Guess it's not too surprising. One of the assistant coaches was my gym teacher from middle school. The same guy that screwed up diagnosing my first concussion. When I was 12 I was pushed into a brick wall from behind during a jogging exercise. I don't remember much after. Just bits and pieces. The English teacher making a joke that I looked like a unicorn due to the enormous bump forming on my forehead. The fact that no one checked up on me and allowed me to walk home that day. That no one explained what a concussion was in the first place. I went home and went to bed.. I shouldn't be alive. I've suffered four concussions in my life, three of which came before I was even 18.

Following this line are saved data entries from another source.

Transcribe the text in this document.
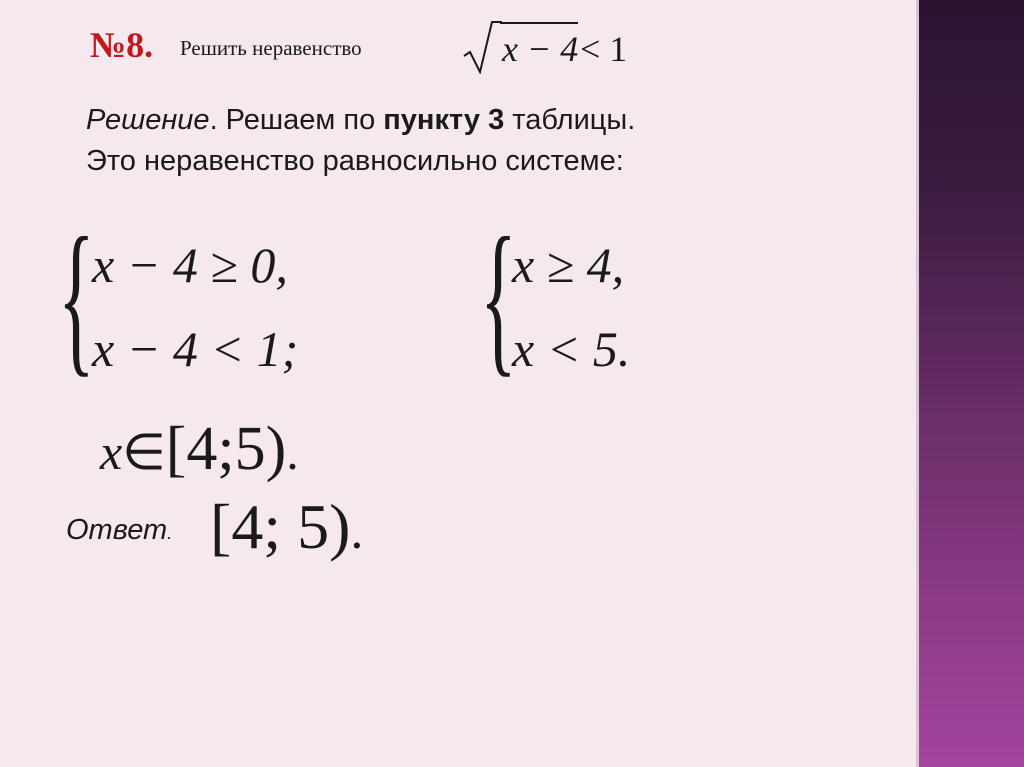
№8. Решить неравенство	x − 4 < 1
Решение. Решаем по пункту 3 таблицы.
Это неравенство равносильно системе:
{
x − 4 ≥ 0,
x − 4 < 1; {
x ≥ 4,
x < 5.
x∈[4;5).
Ответ. [4; 5).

And of course that's not the only reason I shouldn't be here now. Besides that one concussion I've been in three other situations that should have killed me. A car crash when I was 4 or 5, trying to do a front flip on a friend's trampoline and very nearly breaking my neck and almost drowning in a pool. What's worse is that these days I think I would just accept it. At least I'd get to see my dad, my brother and a friend of mine again. If the afterlife is a thing anyway.
Two of those three took their own lives and my dad I lost a week before Christmas due to a stroke. He was always kind of an emotionally abusive asshole, especially to my mom but he was still my dad. His depression affected him differently than mine affects me. He would become bitter and mean, thinking the whole world owed him for his problems. Didn't help that he had a drinking problem. Weirdly enough he would actually be friendly and a nice person to be around when drunk. The issue was that because it made him a better person he would refuse to stop drinking. When I was 9 I got to watch him lie face down in the yard in a pool of his own vomit, nearly dead from alcohol poisoning as my mom tried to revive him. Thankfully she was successful but it's why I haven't and never will drink. It's a plague among my family and I won't take that chance.
So when I came downstairs to talk with my parents before heading back up and falling asleep that week before Christmas I noticed my dad was slurring his words and assumed he was drunk again. It wasn't until my mom woke me up hours later to tell me she had called the hospital that I knew it was something different. The moans and noises my dad was making still haunt me.. even almost 12 years later I can still hear them clearly. The only silver lining is that at least we had our Christmas that week since my mom had to work both Christmas Eve and Christmas Day.. that was her only weekend off. The last one I had with my dad..
Things never got better for me after that. It's been one stupid decision or mistake on my part ever since. A life of regrets and disappointment. I have nothing and no potential anymore. There's only two things in this world that I can be proud of and that's my kindness and my honesty. Without those I truly would be nothing.
Edit: I realized I posted a slightly shorter post about this earlier in the thread.. hopefully this one is a little more coherent.